Alderney’s Fort Doyle is on track to open as a heritage site this summer.
Doyle’s Battery on Alderney’s northern coast - known locally as Fort Doyle - has been restored by Alderney Society volunteers.
Alderney Society President Dr Trevor Davenport visited the site in September 2020 with Vice-President Pauline Black and States’ members Annie Burgess, Chris Harris and Kevin Gentle and proposed a joint venture between the States of Alderney and the Alderney Society.
Dr Davenport drew up an extensive report of how the landmark could be restored with improved public access and information boards.
Pictured: Alderney Society President Dr Trevor Davenport and Vice-President Pauline Black.
“This is a gem of a small fort," he said.
"It’s position at Crabby near the harbour is very convenient and will furnish Alderney with another superb location for visitors and locals alike to appreciate and enjoy.
“We have received fantastic support from the States with several members and officers showing keen interest with the result that a modest sum was agreed to fund improvements that could not be carried out by the States.”

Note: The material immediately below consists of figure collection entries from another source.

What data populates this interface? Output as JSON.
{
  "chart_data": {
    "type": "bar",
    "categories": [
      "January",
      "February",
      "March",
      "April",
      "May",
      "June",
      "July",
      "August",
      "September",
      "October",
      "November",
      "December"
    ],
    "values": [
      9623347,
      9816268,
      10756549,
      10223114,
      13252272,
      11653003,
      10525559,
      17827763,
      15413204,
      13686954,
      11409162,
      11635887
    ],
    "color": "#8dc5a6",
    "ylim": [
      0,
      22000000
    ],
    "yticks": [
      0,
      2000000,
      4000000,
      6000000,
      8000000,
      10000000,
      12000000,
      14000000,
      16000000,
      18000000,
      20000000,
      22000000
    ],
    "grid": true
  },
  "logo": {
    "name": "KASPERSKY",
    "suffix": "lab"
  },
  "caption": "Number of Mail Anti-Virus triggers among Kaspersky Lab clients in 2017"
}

Completed in 1845, Doyle’s Battery is the smallest fort on the island and originally accommodated four guns with barracks for 22 men, officers’ quarters, cookhouse, magazine and artillery stores.
During the Occupation, two anti-tank gun bunkers were constructed along with bunkers for tank turrets, mortars, machine guns and personnel in what was known to the Germans as Resistance Nest Dohlenfeste.
Pictured: Aerial photograph of Fort Doyle, Alderney.
Volunteers cleared the undergrowth and opened a maze of trenches and several bunkers created by occupying German forces.
The final phase of restoration before the fort is open to the public will be to restore the toilet facilities, clean and redecorate the important rooms and bunkers and place information boards around the site.
“We are indebted to all those members of the States Works Department for their enthusiasm in supporting this venture,” said Dr Davenport.
“To date, many hundreds of man-hours have gone into this project.”
The Society anticipates the site will be ready to open to the public in April for what is expected to be a busy post-pandemic summer for tourism.